Paul mi guardò soddisfatto
«Allora?» accennò, speranzoso
«Perché hanno questa consistenza?» chiesi io, sinceramente curiosa
«Questo genere di tessuto è deformabile circa sei volte di più dell'elastan e non si strappa. Ci ho lavorato perché sia perfetto. Gli abiti hanno all’interno una piccola, sottilissima imbottitura avvolgente di tessuto quasi ugualmente elastico, ma più morbido e meno ignifugo» il suo sguardo si posò su September, come se sottintendesse qualcosa, e poi di nuovo tornò a me «Inoltre il tessuto è infatti resistente al fuoco, nello strato esterno, ed ha un'importante funzione di trattenimento del calore, perciò è perfetto per l'inverno nonostante sia leggero quasi come la seta» mi spiegò. Era fiero della sua creazione, glielo leggevo negli occhi, ma me ne stava parlando come se fosse appena una bazzecola.
September intervenne ridacchiando sotto i baffi
«Sentite, ho un piccolo problema. Ehm, ma dove mi cambio? Cioè, non vorrei sembrare un po’ troppo pudico, ma non mi va di spogliarmi qua sotto»
«Uh, si vergogna il piccoletto» scherzai io, che non avevo assolutamente pensato al problema. Che poi dove stava scritto che era un problema? Solo che gli umani sono strani e bisogna imitare la stranezza, per confondersi con loro.
Paul guardò il piccolo mago con il suo sguardo sereno
«Vai in camera da letto, al piano di sopra» poi si volse verso di me «Tu puoi usare il bagno» mi spiegò «Anche quello è al piano di sopra. Lasciate pure i vestiti vecchi a terra, non preoccupatevi, tanto stiamo per scappare da questo villaggio. Oh, mi mancherà la mia tredicesima casetta! Ma tornerò a trovarla».
Io salii accompagnando anche September. Gli diedi un paio di pacche dietro la testa, poi ci separammo e io entrai nella sala da bagno attraverso una porta di legno laccato bianco.
Il bagno era tutto verde acqua. C’erano mensole, mobili, sanitari, tutto rivestito del colore verde acqua.

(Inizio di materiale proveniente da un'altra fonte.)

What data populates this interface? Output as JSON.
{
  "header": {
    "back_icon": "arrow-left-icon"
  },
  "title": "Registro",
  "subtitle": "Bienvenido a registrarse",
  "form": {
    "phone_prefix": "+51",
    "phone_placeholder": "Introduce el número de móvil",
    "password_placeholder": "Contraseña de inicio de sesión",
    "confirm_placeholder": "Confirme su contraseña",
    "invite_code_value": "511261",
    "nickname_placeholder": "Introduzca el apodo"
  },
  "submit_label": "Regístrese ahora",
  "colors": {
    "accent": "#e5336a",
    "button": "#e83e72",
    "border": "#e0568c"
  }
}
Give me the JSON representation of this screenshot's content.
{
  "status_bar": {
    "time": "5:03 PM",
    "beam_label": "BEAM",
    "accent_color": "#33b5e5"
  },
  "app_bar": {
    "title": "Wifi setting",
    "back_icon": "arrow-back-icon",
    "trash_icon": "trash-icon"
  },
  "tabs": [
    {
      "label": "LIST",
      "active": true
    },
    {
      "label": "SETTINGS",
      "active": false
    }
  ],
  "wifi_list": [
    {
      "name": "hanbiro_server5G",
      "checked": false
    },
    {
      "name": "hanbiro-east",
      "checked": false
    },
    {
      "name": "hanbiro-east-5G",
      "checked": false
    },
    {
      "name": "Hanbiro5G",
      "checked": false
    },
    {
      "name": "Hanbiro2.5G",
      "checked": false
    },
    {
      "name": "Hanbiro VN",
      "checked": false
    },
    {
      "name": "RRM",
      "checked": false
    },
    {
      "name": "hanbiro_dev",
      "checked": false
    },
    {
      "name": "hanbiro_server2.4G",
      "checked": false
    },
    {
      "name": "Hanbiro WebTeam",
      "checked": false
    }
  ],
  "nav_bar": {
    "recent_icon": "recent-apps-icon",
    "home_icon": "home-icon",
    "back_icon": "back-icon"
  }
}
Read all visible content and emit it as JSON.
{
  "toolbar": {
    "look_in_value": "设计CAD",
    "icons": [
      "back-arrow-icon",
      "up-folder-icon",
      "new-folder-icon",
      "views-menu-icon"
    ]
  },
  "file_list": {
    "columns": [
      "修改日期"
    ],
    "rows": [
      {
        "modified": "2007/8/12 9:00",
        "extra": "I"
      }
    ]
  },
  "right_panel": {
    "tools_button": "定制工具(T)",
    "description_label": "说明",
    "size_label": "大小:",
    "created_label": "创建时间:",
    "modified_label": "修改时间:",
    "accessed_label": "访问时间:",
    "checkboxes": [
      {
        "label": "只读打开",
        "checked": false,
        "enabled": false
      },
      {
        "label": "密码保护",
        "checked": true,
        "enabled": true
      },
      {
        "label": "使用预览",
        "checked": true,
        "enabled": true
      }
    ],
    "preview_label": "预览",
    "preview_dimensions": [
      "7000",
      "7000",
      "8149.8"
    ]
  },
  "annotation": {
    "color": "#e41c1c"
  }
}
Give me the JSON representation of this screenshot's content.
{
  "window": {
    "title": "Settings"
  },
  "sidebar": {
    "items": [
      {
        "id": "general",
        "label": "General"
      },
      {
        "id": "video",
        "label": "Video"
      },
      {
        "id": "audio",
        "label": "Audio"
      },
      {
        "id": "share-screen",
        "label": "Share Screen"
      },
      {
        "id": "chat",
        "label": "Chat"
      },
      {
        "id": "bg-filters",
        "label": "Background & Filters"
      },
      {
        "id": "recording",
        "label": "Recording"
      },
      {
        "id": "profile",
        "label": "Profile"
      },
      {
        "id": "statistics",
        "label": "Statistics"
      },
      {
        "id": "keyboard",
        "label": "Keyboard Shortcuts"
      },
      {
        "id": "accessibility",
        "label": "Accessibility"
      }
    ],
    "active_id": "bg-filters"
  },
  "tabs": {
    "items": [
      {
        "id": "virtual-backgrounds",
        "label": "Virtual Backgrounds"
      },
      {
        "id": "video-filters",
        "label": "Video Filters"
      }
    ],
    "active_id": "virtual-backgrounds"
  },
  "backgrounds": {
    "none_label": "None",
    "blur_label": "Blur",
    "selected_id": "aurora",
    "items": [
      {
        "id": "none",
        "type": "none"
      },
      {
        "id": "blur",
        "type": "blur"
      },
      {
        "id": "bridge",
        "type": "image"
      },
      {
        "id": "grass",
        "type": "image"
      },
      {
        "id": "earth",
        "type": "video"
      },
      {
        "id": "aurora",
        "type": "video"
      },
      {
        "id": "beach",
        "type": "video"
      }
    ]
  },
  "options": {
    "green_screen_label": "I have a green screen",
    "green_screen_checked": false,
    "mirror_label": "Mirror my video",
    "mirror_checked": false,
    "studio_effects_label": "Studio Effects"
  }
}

E c’era anche un buon profumo di mare, un odore che avrei giurato non si potesse sentire in città.
Mi cambiai. I vestiti che Paul Hersen mi aveva procurato erano perfetti, avvolgenti, stavano addosso senza dare fastidio o pizzicare da nessuna parte ed erano freschi come aria. Sembravano prolungamenti naturali della mia pelle.
Lasciai le mie vecchie vesti sul pavimento di piastrelle verdi e le osservai per qualche istante. La stoffa era lacera, vecchia, incrostata di fango, ed aveva quasi del tutto perso il suo colore originario. Ecco il motivo per cui tutti gli umani mi guardavano in quel modo strano.
Scesi al piano di sotto pettinandomi all’indietro i capelli con la mano. Avevo bisogno di tagliarli, erano cresciuti troppo, quasi mi superavano le spalle. Mi davano fastidio.
Paul Hersen era seduto in poltrona e leggeva tenendo in grembo una grossa valigia di pelle nera.
Prima non avevo notato la poltrona, forse era coperta da troppa roba.
Ora il biondo mi guardava con una strana determinazione
«Donna lupo» mi disse, piano.
Seguii affascinata il movimento delle sue labbra regolari. Era come rivedere qualcuno che conoscevo, ma non ricordavo chi fosse. Avevo visto già sentito quella voce, lo sapevo che la avevo già sentita.
«Ascoltami Donna Lupo» Continuò Paul Hersen, in tono sempre calmo, sempre pacato, eppure in qualche modo spaventoso «Se tu verrai con noi sappi quello che ti aspetta. Non è la nostra una vita da lupi. Ma nemmeno da uomini. Donna Lupo, sei sempre stata libera, sei sicura di volerti unire a noi?»